Здесь я и остановлюсь. После Бувина. Когда Гильом Бретонец поставит последнюю точку в своей «Филиппиаде». Когда тема трех порядков станет общим местом во всем, что пишется на франкском диалекте. Когда 29 ноября 1226 г., в день своей коронации, юноша, который станет святым Людовиком, пообещает защищать клириков, следить, чтобы «весь народ хриcтианский дал церкви Божией через(свой) третейский суд истинный мир на все времена», пресекать алчность могущественных, «запрещая всякий разбой и всякую несправедливость», обеспечить сочувственное правосудие бедным, «сохраняя во всех решениях справедливость и милосердие», и суверен тем самым поместится вне социального треугольника и будет поддерживать его равновесие как наместник Христа, образ Божий, постоянным излиянием своего благоволения поистине творящий естественный порядок. Я останавливаюсь, ибо в тот момент постулат трифункциональности возвращается к своим истокам. В том самом краю, старом краю франков, епископы тысячного года изложили его, указывая на небо, во время смуты, вызванной тем, что я называю феодальной революцией, перед еретиками, монахами, рыцарями, перед лицом потрясений, волна которых катилась с юга королевства. Позднее его присвоила светская аристократия, чтобы обороняться от натиска церковной морали, а затем от поползновений королевской власти, от конкуренции со стороны худородных выскочек, от крестьянского неповиновения. Наконец, когда Капетингу удалось смирить феодальное начало, клирики в его окружении, вышедшие из парижских школ, где святого Августина и Дионисия Ареопагита читали внимательней, чем когда-либо, снова вставили этот постулат в идеологическую систему священной королевской власти. Эта система покоилась на одном основании, на принципе неравенства и повиновения, на неизбежно иерархических отношениях между теми, кто обязан «любить», кто показывает пример и отдает приказы, — и теми, кто обязан «почитать» и кто эти приказы выполняет. В лоне подобной иерархии функциональная трехчастность появилась вновь совершенно естественно. Но теперь она расположилась между монархом и «плебсом», помогая первому держать второй в узде.

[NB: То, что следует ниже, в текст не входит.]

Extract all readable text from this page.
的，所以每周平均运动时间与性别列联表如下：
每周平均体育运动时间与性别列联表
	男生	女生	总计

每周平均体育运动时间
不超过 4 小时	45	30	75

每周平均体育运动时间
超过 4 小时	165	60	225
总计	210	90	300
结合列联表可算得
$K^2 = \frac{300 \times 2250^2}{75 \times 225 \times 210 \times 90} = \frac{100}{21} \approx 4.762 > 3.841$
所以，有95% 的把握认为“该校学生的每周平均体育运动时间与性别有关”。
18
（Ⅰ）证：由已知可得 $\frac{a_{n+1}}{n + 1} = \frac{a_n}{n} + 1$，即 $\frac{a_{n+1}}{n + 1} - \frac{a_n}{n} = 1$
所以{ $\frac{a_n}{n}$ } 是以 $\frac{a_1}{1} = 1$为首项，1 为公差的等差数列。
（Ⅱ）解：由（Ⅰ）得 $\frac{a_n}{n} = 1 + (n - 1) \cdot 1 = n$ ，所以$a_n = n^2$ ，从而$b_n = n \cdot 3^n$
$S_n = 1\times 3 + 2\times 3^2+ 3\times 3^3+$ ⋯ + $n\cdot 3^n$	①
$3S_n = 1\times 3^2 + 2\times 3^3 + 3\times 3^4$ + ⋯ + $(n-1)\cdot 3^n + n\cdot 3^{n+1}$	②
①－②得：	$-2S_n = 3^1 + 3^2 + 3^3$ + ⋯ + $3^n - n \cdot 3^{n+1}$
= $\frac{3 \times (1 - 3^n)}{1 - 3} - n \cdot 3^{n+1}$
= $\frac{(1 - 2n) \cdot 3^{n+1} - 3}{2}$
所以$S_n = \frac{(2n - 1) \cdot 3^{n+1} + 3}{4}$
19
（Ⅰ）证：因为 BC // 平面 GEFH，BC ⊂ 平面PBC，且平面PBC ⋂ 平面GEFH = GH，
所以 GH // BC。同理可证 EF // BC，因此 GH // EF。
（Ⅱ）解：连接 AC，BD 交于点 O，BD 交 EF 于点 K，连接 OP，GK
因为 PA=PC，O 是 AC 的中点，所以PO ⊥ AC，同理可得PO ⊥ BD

История, которую я здесь пытался проследить, — это история представлений. Она заканчивается. Ибо с первой четверти XIII в., задолго до того, как советники короля Филиппа Красивого (столкнувшись с проблемами управления слишком серьезными, чтобы он мог их решить один, по-отечески, в своем доме, чтобы ввести органы налоговой системы, совершенно менявшей свою суть, чтобы сопротивляться притязаниям папы, который в булле, адресованной королю Франции, поминал, подобно Стефану Ленгтону, «застарелую неприязнь мирян к клирикам» и заявлял, ссылаясь на Дионисия Ареопагита, что «божественный закон в том, чтобы вещи низшие были связаны с высшими через посредников) созвали представителей трех сословий королевства, трифункциональность перестала принадлежать к тем воображаемым категориям, которые не имеют «никакого определенного места существования». Она начала воплощаться в институциональном механизме и конкретной организации общества, состоящего из порядков, в которых, «вокруг королевского центра», и должно было «нормализоваться общество». На следующий день после Бувина началась другая история, история становления монархического государства.

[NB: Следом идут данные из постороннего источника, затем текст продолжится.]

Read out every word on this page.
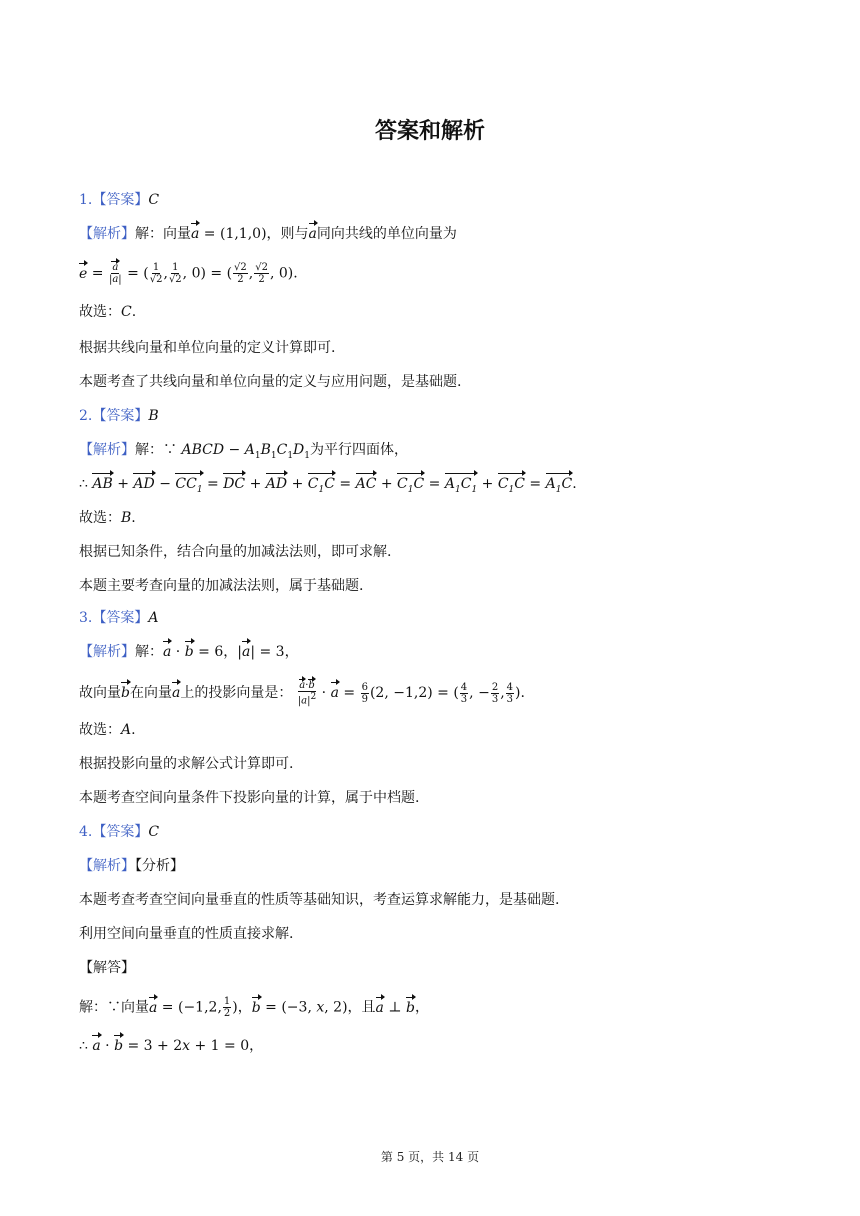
答案和解析
1.【答案】C
【解析】解：向量a = (1,1,0)，则与a同向共线的单位向量为
$e = \frac{a}{|a|}$ = ( $\frac{1}{√2}$ , $\frac{1}{√2}$ , 0) = ( $\frac{√2}{2}$ , $\frac{√2}{2}$ , 0).
故选：C.
根据共线向量和单位向量的定义计算即可.
本题考查了共线向量和单位向量的定义与应用问题，是基础题.
2.【答案】B
【解析】解：∵ ABCD − $A_1B_1C_1D_1$为平行四面体，
∴ AB + AD − $CC_1$ = DC + AD + $C_1C$ = AC + $C_1C = A_1C_1 + C_1C = A_1C$.
故选：B.
根据已知条件，结合向量的加减法法则，即可求解.
本题主要考查向量的加减法法则，属于基础题.
3.【答案】A
【解析】解：a · b = 6，|a| = 3，
故向量b在向量a上的投影向量是： $\frac{a\cdot b}{|a|^2} \cdot a = \frac{6}{9} (2$, −1,2) = ( $\frac{4}{3}$ , − $\frac{2}{3}$ , $\frac{4}{3}$ ).
故选：A.
根据投影向量的求解公式计算即可.
本题考查空间向量条件下投影向量的计算，属于中档题.
4.【答案】C
【解析】【分析】
本题考查考查空间向量垂直的性质等基础知识，考查运算求解能力，是基础题.
利用空间向量垂直的性质直接求解.
【解答】
解：∵向量a = (−1,2, $\frac{1}{2}$ )，b = (−3, x, 2)，且a ⊥ b，
∴ a · b = 3 + 2x + 1 = 0，
第 5 页，共 14 页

«Это, — говорит Шарль Луазо, — наши три порядка или основные сословия Франции». Духовенство, дворянство и «тот порядок, который определялся только негативно, по тому, чего был лишен: не привилегий, конечно, но голубой крови и служения Богу». То был не весь народ, а тоже элита, городская, элита городских богачей, привилегированная, как и два другие порядка, и, как и они, господствующая над остальными. Институализация делает очевидным, что в действительности существует четыре «сословия». В 1567 г. Дю Белле очень ясно говорит об этом в «Пространной речи к королю о четырех сословиях Французского королевства»; он противопоставляет «народную чернь», то есть работников, трем «праздным» сословиям, считая труд «подлым и низким». В окружении Филиппа Августа и Людовика VIII в этом были убеждены все: в начале «Романа о Розе» именно благородная дама. Праздность бдительно охраняет врата Сада — то есть двора, высшего света, упорядоченного общества.

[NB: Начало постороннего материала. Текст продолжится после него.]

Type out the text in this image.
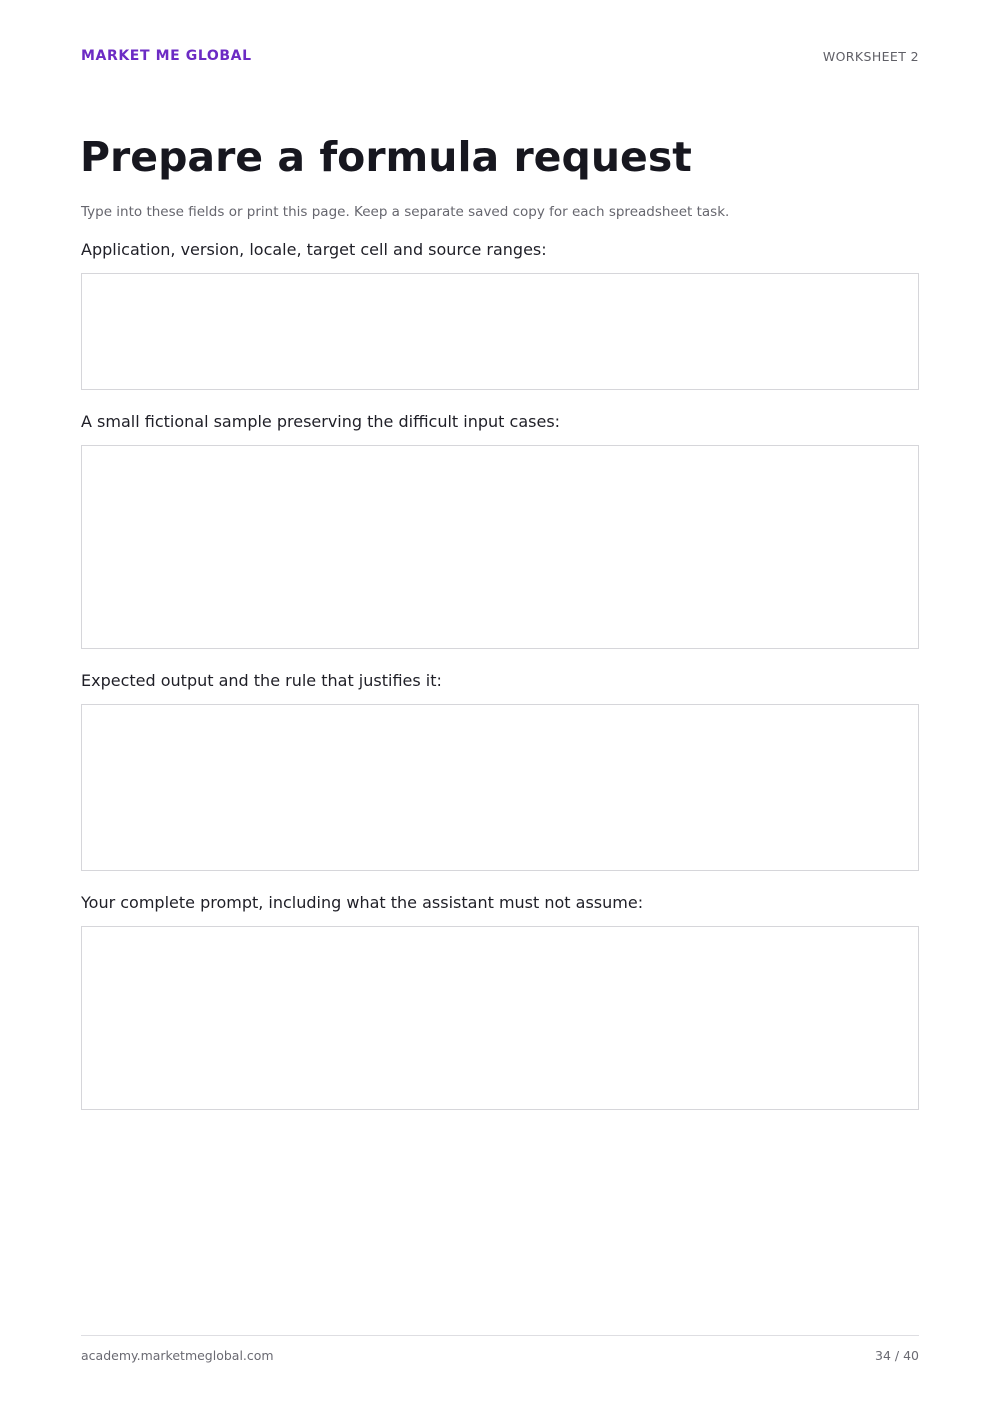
MARKET ME GLOBAL	WORKSHEET 2
Prepare a formula request
Type into these fields or print this page. Keep a separate saved copy for each spreadsheet task.
Application, version, locale, target cell and source ranges:
A small fictional sample preserving the difficult input cases:
Expected output and the rule that justifies it:
Your complete prompt, including what the assistant must not assume:
academy.marketmeglobal.com	34 / 40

На самом деле, не присутствовало ли это четырехчастное деление уже давно, под дымкой троичности, в воображении средневекового общества? Цифра «три» вела ум к небесным совершенствам. Цифра «четыре» возвращала его к земной материальности. Когда образованные люди осознали, что город выходит из спячки (а это происходило с XI в.), что горожане в борьбе за власть становятся главными действующими лицами, чью силу ни в коем случае нельзя было недооценивать, когда граница между классами, определенная способом производства, стала медленно сдвигаться, заставляя различать среди народа люден «торговли» и людей «труда», когда монархия перестала быть просто мифом, — тогда уже не «род людской» представлялся поделенным «изначально» на три функциональные категории, а промежуточный слой, элита. Три сословия уже возвышались над массой, огромной, покорной, безмолвной. Забытой.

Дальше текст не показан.